Auch unser Selbstheilungsnerv wird schwächer
Erkältungsviren haben leichtes Spiel
Wissenschaftliche Studien zeigen, dass gestresste Menschen zu erhöhter Infektanfälligkeit neigen und unter höherer Viruslast und stärkeren Symptomen leiden.
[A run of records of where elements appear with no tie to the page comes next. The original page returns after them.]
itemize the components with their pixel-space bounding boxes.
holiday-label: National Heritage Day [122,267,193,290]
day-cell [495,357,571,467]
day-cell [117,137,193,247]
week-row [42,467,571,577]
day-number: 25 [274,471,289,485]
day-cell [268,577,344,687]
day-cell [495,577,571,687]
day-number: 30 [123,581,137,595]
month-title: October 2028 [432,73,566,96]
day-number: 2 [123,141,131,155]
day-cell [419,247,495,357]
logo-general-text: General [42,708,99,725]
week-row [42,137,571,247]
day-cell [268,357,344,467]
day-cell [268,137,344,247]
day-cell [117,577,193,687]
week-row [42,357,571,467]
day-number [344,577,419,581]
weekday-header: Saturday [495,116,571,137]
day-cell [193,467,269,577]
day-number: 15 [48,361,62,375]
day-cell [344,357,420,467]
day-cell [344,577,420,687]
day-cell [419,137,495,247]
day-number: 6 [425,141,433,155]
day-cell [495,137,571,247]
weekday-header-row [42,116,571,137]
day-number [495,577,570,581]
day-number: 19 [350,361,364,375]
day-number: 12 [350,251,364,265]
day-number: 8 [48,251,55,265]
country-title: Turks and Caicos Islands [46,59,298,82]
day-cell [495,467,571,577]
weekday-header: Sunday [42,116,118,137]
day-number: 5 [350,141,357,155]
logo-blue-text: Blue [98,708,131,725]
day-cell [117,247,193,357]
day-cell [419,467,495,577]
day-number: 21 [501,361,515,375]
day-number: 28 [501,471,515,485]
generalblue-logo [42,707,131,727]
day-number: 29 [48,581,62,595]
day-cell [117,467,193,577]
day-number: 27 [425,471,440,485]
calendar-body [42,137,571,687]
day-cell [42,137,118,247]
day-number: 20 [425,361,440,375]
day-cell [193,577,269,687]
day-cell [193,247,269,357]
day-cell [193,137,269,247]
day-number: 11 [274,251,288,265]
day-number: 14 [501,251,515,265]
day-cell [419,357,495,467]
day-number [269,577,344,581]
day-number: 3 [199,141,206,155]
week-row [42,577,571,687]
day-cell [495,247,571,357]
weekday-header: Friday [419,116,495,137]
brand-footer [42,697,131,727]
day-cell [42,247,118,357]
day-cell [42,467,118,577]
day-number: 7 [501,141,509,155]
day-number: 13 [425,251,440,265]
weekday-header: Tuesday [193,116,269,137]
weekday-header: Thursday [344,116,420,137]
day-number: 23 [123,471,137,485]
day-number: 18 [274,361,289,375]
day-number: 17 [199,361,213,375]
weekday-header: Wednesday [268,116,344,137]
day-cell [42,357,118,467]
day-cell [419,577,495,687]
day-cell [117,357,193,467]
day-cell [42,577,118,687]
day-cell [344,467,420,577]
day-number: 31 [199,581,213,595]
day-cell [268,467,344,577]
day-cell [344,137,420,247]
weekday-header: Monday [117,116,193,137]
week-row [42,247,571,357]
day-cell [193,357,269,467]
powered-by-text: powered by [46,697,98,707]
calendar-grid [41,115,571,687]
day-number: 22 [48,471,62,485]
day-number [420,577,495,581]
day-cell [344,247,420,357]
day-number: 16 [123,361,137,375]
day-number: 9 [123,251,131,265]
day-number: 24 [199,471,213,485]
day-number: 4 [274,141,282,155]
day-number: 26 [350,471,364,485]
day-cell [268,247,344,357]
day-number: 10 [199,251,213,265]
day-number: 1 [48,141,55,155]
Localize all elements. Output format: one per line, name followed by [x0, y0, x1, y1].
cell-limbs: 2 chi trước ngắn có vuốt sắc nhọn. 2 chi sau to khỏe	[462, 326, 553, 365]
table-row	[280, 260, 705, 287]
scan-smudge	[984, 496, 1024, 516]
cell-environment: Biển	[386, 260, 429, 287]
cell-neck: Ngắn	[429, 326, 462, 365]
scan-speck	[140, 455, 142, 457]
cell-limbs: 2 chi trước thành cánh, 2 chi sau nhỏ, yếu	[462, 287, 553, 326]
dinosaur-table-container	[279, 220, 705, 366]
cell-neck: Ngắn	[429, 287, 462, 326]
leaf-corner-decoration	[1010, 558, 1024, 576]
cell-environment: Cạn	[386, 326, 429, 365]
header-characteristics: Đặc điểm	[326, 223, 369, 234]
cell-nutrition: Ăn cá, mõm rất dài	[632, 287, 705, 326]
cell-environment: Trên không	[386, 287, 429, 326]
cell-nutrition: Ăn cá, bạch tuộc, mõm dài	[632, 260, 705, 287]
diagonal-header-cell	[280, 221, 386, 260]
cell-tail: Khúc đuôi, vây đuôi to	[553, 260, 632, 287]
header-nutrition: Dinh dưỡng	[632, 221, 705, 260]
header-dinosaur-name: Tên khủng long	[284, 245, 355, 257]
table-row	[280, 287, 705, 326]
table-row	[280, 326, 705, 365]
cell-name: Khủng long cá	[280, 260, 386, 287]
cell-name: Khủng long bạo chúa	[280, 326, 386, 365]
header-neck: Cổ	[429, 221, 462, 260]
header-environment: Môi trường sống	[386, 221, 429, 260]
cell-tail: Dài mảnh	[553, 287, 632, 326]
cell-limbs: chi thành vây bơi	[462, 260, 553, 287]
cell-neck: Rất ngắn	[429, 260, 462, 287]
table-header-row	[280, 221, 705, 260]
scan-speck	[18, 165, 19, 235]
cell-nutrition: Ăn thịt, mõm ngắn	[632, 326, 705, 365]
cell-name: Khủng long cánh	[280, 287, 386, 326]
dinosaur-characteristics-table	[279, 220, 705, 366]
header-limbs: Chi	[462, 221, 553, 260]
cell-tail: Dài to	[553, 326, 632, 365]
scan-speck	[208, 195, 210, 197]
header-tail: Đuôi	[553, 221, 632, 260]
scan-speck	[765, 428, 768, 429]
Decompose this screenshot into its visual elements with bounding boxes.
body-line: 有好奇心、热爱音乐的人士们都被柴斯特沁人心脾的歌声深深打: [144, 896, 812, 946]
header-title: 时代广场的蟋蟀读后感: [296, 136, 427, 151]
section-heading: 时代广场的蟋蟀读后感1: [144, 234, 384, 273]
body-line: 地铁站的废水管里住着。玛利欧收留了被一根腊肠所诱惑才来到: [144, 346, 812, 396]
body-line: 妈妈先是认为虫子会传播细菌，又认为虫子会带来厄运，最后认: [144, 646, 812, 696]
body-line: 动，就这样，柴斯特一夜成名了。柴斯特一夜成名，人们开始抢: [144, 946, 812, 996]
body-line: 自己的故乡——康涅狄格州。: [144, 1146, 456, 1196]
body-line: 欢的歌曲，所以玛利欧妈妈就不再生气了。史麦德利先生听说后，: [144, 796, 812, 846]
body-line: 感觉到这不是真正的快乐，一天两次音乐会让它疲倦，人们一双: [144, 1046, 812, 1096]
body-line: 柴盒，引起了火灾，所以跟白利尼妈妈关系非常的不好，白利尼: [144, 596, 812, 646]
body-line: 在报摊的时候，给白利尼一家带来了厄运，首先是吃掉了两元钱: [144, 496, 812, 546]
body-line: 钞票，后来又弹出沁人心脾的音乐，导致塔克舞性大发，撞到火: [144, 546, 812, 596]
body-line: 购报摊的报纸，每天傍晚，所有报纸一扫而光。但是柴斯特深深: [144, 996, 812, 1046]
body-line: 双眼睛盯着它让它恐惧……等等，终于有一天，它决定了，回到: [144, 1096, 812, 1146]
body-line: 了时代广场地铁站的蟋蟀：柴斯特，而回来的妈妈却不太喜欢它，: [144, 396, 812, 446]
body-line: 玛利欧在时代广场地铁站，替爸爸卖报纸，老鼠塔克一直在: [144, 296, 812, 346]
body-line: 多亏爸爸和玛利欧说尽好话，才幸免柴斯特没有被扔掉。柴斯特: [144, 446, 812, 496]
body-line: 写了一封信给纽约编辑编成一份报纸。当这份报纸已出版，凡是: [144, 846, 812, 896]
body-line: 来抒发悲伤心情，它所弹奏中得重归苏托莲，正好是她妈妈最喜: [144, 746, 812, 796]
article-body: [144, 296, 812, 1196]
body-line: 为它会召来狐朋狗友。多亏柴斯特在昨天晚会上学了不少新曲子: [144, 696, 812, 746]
Zudem brauchen sie oftmals deutlich länger, bis sie wieder gesund sind, als weniger gestresste Menschen.4
Eine zu seltene Aktivierung unseres Selbstheilungsnervs schädigt jedoch nicht nur unser Immunsystem sondern führt auch dazu, dass er selbst schwächer und zunehmend schwerer aktivierbar wird – eine Abwärtsspirale kommt in Gang.
Quellenangaben
- Almeida, David M.: Resilience and Vulnerability to Daily Stressors Assessed via Diary Methods,
in: Current directions in Psychological Science 14, 2005, S. 64-68. - DeLongis, Anita/Folkman, Susan/Lazarus, Richard S.: The impact of daily stress on health and mood: Psychological and social resources as mediators., in: Journal of Personality and Social Psychology 54, 1988, S. 486-495.
- Reed, Justy/Ones Deniz S.: The effect of acute aerobic exercise on positive activated affect: A meta analysis, in: Psychology of Sport and Exercise 7(5), 2006, S. 477 – 514.
- Cohen, Sheldon/Frank, Ellen/Doyle William J. et al.: Types of stressors that increase susceptibility of the common cold in healthy adults, in: Health Psychology 17(2), 1998, S. 214-223.